Yes, but it would depend on several things that would be specific to your situation.
First, your marginal tax rate on your ordinary income, both federal and, if applicable, state, for the next four years. This matters because if you do nothing else, you can offset $3K of ordinary income per year. Your tax savings would be your total (federal plus state) marginal rate times the $12K.
Second, your capital gains rate could matter. If you choose to realize capital gains (up to $12K) to offset your losses, you'll owe $0 in taxes. If you realized those losses some other time, you might owe capital gains taxes.
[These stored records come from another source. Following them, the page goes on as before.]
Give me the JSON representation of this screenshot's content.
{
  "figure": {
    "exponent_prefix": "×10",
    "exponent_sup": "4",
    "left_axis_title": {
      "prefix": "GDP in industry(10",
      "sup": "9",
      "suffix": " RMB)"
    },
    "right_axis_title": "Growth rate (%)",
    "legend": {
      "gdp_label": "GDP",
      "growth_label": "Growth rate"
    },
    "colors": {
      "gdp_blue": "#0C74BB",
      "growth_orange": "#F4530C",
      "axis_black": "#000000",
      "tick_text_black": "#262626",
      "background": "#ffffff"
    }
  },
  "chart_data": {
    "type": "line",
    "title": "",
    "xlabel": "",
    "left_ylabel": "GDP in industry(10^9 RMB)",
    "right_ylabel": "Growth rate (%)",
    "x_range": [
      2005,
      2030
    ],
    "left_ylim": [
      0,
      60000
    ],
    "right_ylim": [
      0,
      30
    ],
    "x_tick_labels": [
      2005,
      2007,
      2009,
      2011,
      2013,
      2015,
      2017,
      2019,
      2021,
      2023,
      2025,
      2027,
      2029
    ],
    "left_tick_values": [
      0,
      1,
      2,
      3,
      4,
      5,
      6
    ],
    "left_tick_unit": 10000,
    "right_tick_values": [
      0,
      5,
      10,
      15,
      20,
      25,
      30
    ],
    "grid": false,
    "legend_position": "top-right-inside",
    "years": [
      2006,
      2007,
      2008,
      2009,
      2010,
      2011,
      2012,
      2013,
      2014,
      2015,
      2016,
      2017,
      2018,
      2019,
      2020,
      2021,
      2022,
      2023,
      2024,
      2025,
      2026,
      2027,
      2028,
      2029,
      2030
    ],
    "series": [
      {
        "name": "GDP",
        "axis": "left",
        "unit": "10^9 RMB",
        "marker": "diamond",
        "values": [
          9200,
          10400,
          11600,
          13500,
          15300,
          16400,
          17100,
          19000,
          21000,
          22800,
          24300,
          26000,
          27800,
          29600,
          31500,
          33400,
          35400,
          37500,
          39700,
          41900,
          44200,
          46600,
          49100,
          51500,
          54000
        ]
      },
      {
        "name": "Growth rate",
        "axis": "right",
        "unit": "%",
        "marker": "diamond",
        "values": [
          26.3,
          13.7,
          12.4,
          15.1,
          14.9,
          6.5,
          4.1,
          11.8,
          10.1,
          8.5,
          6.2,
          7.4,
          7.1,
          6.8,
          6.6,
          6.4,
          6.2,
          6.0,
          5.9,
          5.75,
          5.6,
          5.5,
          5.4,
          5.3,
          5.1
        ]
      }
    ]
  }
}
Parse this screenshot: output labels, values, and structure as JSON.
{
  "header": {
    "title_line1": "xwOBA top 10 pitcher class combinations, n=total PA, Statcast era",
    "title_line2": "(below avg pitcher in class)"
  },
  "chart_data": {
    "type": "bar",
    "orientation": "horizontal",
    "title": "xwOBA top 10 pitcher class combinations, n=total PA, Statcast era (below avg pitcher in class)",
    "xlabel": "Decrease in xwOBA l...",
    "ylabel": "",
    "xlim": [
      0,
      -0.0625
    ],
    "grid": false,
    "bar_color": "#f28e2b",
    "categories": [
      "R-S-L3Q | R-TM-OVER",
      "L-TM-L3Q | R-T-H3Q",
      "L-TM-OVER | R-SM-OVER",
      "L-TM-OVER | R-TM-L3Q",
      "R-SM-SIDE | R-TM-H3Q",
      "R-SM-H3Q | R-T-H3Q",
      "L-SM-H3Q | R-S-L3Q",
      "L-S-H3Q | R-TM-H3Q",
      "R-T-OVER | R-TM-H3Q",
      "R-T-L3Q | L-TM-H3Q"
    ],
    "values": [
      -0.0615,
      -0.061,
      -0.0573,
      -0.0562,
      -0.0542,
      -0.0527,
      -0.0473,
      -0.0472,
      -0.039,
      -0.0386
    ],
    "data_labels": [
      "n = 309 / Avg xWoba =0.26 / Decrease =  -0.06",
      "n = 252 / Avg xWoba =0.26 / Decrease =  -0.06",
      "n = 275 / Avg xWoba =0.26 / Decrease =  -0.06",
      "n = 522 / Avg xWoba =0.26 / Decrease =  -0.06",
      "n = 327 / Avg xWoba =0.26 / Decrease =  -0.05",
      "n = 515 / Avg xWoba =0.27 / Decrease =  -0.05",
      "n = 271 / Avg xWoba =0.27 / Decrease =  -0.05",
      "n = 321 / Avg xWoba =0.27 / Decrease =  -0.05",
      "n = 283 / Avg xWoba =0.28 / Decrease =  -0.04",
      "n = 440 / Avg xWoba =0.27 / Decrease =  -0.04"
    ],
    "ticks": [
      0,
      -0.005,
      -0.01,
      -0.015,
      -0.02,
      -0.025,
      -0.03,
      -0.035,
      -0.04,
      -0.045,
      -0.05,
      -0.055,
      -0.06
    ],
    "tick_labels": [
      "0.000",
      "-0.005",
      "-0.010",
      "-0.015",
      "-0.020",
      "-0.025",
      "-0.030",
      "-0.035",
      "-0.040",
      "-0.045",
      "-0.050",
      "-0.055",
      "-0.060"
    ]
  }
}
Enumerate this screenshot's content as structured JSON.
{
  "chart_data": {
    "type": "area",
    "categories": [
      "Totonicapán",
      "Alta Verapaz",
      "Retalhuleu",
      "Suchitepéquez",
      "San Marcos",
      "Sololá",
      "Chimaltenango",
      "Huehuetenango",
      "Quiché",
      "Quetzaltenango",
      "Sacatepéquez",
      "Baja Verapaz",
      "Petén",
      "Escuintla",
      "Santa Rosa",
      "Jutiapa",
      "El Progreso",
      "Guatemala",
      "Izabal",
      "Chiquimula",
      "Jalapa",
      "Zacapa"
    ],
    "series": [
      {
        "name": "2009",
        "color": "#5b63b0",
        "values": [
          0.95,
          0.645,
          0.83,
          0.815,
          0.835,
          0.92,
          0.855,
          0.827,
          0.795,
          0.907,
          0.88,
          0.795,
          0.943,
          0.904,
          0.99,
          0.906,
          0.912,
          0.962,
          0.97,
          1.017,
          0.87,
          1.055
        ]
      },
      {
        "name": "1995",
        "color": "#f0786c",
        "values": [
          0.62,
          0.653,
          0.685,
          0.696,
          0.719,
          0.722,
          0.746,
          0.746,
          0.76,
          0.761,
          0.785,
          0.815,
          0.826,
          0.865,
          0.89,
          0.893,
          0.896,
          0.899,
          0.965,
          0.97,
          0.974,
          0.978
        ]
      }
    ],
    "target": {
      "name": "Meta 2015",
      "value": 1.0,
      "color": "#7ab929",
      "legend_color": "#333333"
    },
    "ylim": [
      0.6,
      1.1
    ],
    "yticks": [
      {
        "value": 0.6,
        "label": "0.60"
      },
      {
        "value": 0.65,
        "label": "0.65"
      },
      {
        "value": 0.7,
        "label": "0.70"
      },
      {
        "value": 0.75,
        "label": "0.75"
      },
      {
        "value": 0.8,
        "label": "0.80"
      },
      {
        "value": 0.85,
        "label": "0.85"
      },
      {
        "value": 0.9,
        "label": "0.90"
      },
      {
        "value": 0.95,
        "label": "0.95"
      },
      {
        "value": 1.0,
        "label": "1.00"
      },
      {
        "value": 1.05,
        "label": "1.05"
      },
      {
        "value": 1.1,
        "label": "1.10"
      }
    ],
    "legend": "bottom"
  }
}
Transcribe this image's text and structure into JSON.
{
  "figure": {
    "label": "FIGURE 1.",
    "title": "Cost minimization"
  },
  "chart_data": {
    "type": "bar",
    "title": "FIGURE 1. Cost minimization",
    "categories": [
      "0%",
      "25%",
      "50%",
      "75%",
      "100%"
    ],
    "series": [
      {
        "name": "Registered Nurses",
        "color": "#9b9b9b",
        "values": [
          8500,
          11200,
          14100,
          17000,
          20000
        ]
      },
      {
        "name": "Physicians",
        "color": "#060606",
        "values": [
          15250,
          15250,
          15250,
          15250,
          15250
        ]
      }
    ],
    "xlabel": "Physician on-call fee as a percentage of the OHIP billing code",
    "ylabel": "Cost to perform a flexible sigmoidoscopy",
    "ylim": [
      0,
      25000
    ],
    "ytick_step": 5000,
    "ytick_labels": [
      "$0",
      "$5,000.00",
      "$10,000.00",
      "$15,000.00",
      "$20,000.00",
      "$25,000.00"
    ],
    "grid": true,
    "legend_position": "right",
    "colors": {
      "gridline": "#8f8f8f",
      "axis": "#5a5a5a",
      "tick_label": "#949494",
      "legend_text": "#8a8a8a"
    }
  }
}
Your tax savings, if you choose to realize offsetting gains, would be what capital gains you would have paid but didn't.
You can do any mixture of $0 to $12K in capital gains realization, so your actual savings are probably a mixture of the above two.
Third, there are many things that are impacted by AGI, and the capital losses will lower AGI and thus impact these things. In general, there are phase outs and income cutoffs for various things, so lowering your AGI might enable you to take advantage of those things. A lot are tax things, like ACA subsidies, various tax credits and deductions, SS taxation etc. Other things that can be impacted are financial aid (FAFSA is based on AGI and some other tax items) and IRMAA, etc.
The only way to know for sure is to model the various choices in tax software and see what the results are.